Esprit des Lumières
par Argoul
jeudi 26 octobre 2006
Tzvetan Todorov a sorti, à l’occasion de l’exposition qui s’est tenue avant l’été à la Bibliothèque nationale, un opuscule sur les Lumières, édité chez Robert Laffont en 2006. Pour lui, les Lumières ne sont pas une innovation mais un aboutissement.
Oh, certes, les Lumières ont amené la table rase de la Révolution, puis l’exacerbation paranoïaque de la Terreur, le rationalisme dévoyé du scientisme et le moralisme condescendant du colonialisme : les raisonnables savaient tellement mieux que tout le monde, n’est-ce pas, ce qui était bon pour les autres ! Ils avaient reçu la révélation de la Vérité de leur propre esprit, tout comme Mahomet avait reçu la Parole de Dieu de Djibril (Gabriel) même... Les règlementations françaises en ont gardé un travers bien connu : dire le Vrai et l’Unique, pour le monde entier, de toute éternité - sans jamais tenir compte des particularités individuelles... Mais, fort heureusement, les Lumières sont bien autre chose que cette caricature pour intellos imbus. Todorov relève cinq vertus des Lumières : l’autonomie, la laïcité, la vérité, l’humanité et l’universalité.
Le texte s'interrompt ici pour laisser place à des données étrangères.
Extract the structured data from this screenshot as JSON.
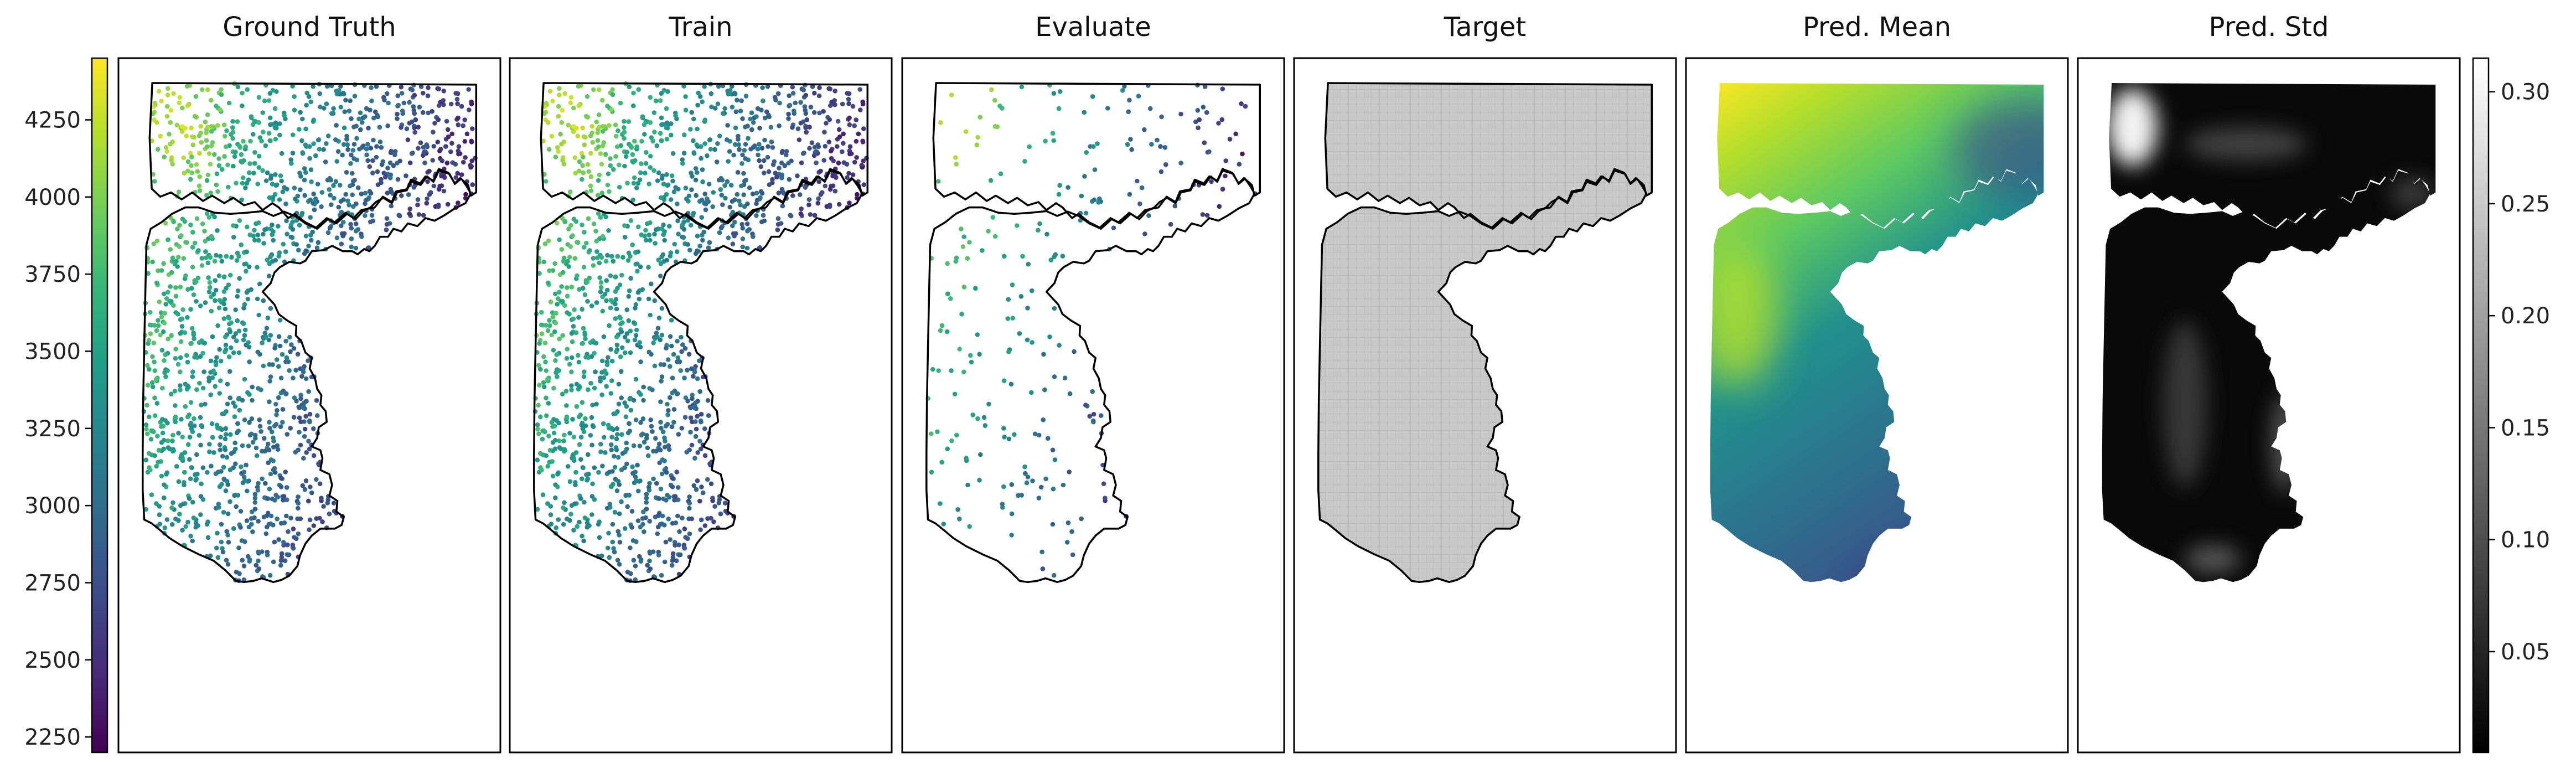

Oser penser par soi-même avait ravi Diderot. La tradition constitue un être humain mais ne suffit pas à rendre quoi que ce soit légitime ; il y faut la raison. Celle-ci n’est pas seule en l’homme, mais flanquée de la volonté et des désirs. La raison peut éclairer l’homme, mais elle peut aussi faire le mal car l’autonomie n’est pas l’autosuffisance : l’homme n’est humain qu’en société... et toute société exerce sur l’individu une pression aliénante par la mode, l’opinion commune, le qu’en-dira-t-on. C’est pour cela que Rousseau fit élever Emile hors des villes. De même la critique qui émane de la raison est-elle utile mais, lorsqu’elle s’exacerbe et tourne à vide, elle devient un jeu gratuit, une "private joke" stérile entre intellos.
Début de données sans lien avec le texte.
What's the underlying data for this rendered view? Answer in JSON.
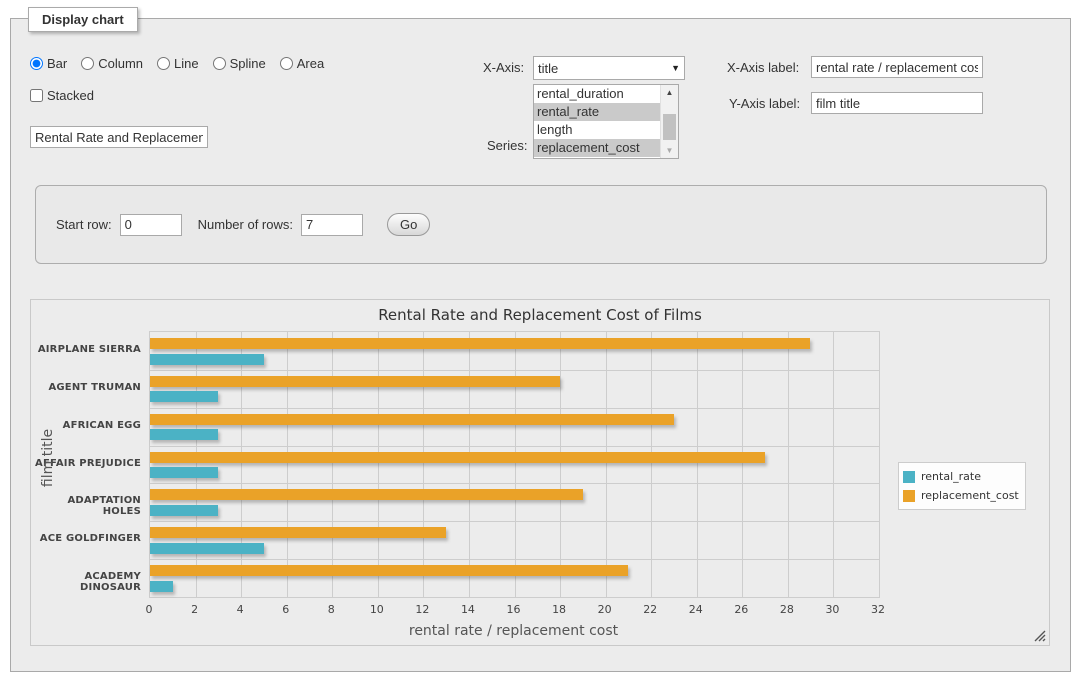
{
  "panel": {
    "title": "Display chart"
  },
  "chart_type": {
    "options": [
      {
        "label": "Bar",
        "checked": "checked"
      },
      {
        "label": "Column"
      },
      {
        "label": "Line"
      },
      {
        "label": "Spline"
      },
      {
        "label": "Area"
      }
    ]
  },
  "stacked": {
    "label": "Stacked"
  },
  "chart_title_input": {
    "value": "Rental Rate and Replacement Cost of Films"
  },
  "axis_controls": {
    "x_axis_label": "X-Axis:",
    "x_axis_selected": "title",
    "series_label": "Series:",
    "series_options": [
      {
        "label": "rental_duration",
        "selected": false
      },
      {
        "label": "rental_rate",
        "selected": true
      },
      {
        "label": "length",
        "selected": false
      },
      {
        "label": "replacement_cost",
        "selected": true
      }
    ]
  },
  "label_controls": {
    "x_label": "X-Axis label:",
    "x_value": "rental rate / replacement cost",
    "y_label": "Y-Axis label:",
    "y_value": "film title"
  },
  "row_controls": {
    "start_row_label": "Start row:",
    "start_row_value": "0",
    "num_rows_label": "Number of rows:",
    "num_rows_value": "7",
    "go_label": "Go"
  },
  "chart_data": {
    "type": "bar",
    "orientation": "horizontal",
    "title": "Rental Rate and Replacement Cost of Films",
    "xlabel": "rental rate / replacement cost",
    "ylabel": "film title",
    "categories_top_to_bottom": [
      "AIRPLANE SIERRA",
      "AGENT TRUMAN",
      "AFRICAN EGG",
      "AFFAIR PREJUDICE",
      "ADAPTATION HOLES",
      "ACE GOLDFINGER",
      "ACADEMY DINOSAUR"
    ],
    "series": [
      {
        "name": "rental_rate",
        "color": "#4bb2c5",
        "values": [
          4.99,
          2.99,
          2.99,
          2.99,
          2.99,
          4.99,
          0.99
        ]
      },
      {
        "name": "replacement_cost",
        "color": "#eaa228",
        "values": [
          28.99,
          17.99,
          22.99,
          26.99,
          18.99,
          12.99,
          20.99
        ]
      }
    ],
    "xlim": [
      0,
      32
    ],
    "xticks": [
      0,
      2,
      4,
      6,
      8,
      10,
      12,
      14,
      16,
      18,
      20,
      22,
      24,
      26,
      28,
      30,
      32
    ],
    "grid": true,
    "legend_position": "right",
    "bar_order_in_band_top_to_bottom": [
      "replacement_cost",
      "rental_rate"
    ]
  }
}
Dès lors, la vérité n’est pas le Bien transcendant, mais ce qu’on trouve. Et pouvoir n’est pas du même ordre que savoir. Eduquer aux valeurs n’est pas du même ordre qu’instruire les faits. Nulle volonté collective ne peut rembarrer l’indépendance de la vérité si elle est recherchée selon les méthodes de la raison. Le réel n’est pas de convenance idéologique mais s’impose, sous peine de délirer, ce qui signifie « sortir du sillon de labour », perdre la raison, et se trouver alors gibier tout trouvé pour le n’importe quoi d’une volonté ou des désirs.
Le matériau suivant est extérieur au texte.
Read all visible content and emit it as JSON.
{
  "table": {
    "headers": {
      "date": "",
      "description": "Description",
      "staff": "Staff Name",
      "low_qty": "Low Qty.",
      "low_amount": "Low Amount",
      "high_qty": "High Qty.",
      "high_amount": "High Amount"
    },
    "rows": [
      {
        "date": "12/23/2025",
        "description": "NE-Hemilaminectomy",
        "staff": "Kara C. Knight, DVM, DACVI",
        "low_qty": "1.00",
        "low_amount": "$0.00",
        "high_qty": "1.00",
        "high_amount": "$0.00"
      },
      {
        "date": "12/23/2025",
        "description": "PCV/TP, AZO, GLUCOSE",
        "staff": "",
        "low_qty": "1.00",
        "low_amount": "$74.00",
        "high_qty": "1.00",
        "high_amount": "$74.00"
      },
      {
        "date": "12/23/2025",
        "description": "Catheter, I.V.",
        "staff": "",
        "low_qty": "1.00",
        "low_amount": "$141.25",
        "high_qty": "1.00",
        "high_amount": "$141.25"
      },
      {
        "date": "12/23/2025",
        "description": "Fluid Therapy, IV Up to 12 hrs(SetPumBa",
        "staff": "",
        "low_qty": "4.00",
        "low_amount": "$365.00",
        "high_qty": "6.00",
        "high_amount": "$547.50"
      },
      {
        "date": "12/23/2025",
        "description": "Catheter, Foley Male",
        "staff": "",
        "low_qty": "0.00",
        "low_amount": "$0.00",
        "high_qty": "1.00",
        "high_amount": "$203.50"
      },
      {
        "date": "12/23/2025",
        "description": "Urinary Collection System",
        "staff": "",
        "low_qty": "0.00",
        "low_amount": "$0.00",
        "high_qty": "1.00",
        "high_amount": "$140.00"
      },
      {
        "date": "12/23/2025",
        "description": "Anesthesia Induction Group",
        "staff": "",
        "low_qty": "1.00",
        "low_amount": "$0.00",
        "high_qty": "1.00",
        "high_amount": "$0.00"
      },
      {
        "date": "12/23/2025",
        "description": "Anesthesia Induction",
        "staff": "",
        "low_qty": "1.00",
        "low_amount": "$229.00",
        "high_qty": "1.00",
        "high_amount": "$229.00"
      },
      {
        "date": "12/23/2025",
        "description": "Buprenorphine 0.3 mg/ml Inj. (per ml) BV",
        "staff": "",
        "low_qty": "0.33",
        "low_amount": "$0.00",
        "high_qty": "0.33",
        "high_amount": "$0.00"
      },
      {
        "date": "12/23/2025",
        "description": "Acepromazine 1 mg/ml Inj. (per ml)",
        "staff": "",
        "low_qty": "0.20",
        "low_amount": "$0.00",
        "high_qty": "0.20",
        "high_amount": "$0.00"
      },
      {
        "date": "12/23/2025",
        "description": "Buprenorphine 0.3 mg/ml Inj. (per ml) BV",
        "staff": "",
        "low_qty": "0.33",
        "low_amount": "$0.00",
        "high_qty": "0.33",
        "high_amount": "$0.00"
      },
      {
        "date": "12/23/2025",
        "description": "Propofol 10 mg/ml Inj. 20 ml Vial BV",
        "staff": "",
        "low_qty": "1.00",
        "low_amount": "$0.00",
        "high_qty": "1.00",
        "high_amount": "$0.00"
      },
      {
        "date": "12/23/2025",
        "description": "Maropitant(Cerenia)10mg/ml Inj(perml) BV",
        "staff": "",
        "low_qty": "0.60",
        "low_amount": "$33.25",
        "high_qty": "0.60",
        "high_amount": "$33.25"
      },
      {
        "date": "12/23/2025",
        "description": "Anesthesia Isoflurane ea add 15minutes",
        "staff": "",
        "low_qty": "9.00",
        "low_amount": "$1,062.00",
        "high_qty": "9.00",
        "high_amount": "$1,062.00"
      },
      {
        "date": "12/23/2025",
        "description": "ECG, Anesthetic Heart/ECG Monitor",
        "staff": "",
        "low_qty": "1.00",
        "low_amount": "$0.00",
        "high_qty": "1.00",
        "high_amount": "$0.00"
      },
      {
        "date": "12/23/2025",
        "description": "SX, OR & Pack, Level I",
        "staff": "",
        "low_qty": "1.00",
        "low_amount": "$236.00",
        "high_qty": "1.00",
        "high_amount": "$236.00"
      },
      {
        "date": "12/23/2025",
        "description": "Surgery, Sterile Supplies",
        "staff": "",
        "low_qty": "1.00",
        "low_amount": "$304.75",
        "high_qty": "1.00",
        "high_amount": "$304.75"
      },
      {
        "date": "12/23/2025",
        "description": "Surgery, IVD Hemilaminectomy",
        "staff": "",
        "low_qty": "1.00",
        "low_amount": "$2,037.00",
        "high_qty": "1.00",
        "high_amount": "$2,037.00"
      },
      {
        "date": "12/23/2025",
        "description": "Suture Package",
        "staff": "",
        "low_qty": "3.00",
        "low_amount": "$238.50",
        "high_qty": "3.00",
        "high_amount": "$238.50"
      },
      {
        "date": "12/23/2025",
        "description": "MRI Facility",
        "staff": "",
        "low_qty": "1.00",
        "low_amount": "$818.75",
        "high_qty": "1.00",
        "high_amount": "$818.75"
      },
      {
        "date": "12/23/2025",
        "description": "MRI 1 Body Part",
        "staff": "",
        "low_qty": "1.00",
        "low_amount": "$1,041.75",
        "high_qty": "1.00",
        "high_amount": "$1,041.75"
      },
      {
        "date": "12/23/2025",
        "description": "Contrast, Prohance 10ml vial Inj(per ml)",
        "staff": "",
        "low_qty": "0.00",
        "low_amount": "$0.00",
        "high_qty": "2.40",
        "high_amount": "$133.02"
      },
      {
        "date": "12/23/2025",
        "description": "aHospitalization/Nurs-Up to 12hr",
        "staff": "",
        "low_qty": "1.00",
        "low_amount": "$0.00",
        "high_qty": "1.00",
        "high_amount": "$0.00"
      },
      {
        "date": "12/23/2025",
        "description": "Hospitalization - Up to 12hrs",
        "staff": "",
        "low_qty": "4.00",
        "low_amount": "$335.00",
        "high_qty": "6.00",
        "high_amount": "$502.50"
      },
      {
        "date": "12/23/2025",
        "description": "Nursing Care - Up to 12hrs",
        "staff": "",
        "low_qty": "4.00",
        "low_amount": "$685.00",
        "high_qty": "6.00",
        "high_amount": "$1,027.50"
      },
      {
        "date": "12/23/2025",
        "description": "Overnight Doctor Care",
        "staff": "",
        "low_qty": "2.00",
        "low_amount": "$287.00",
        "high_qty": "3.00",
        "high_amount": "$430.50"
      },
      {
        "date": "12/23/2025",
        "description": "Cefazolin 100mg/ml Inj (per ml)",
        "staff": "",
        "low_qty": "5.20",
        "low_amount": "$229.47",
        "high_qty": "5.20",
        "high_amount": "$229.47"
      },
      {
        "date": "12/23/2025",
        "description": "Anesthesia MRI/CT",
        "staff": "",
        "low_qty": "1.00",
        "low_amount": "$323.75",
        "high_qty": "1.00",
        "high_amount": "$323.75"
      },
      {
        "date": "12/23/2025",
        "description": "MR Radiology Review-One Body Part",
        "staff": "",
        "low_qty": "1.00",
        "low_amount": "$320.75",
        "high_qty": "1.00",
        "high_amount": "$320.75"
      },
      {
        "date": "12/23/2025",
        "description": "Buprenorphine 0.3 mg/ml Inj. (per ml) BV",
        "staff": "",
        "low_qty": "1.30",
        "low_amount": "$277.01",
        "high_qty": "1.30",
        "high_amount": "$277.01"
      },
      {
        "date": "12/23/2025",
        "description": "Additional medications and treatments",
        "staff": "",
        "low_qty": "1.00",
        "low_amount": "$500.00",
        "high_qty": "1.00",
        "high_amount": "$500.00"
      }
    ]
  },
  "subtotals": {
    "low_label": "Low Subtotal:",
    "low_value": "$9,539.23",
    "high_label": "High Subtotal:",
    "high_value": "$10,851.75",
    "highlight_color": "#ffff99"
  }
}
Les Lumières se sont épanouies dans l’Europe du XVIIIe siècle, mais il s’agit bien, selon Todorov, d’une pensée « universelle ». Il en retrouve les traces dans l’Inde du IIIe siècle avant J.-C., dans le christianisme proche-oriental bien sûr, mais aussi dans l’islam des VIIIe au Xe siècles, dans le confucianisme song et même dans l’Afrique anti-esclaves du XVIIe siècle. Mais le mouvement éclot en Europe en raison de son autonomie politique et de la séparation acquise de haute lutte entre Dieu et César. Le papisme a laissé dégénérer le savoir, selon Hume ; au contraire, la séparation du spirituel et du temporel l’a régénéré. Le morcellement des puissances, allié à un espace culturel et commercial commun, a rendu l’Europe foisonnante d’échanges matériels et spirituels ; les idées neuves ont circulé sans entrave, tout au contraire des espaces unifiés à autorité affirmée, comme celui de la Chine.
Malgré les dérives et les excès, puissent les Lumières irradier le monde entier afin que l’être humain s’y épanouisse sans heurt. Ce petit livre de 126 pages est un bien beau livre. Une mine politique pour une grande partie du globe, si l’on y réfléchit.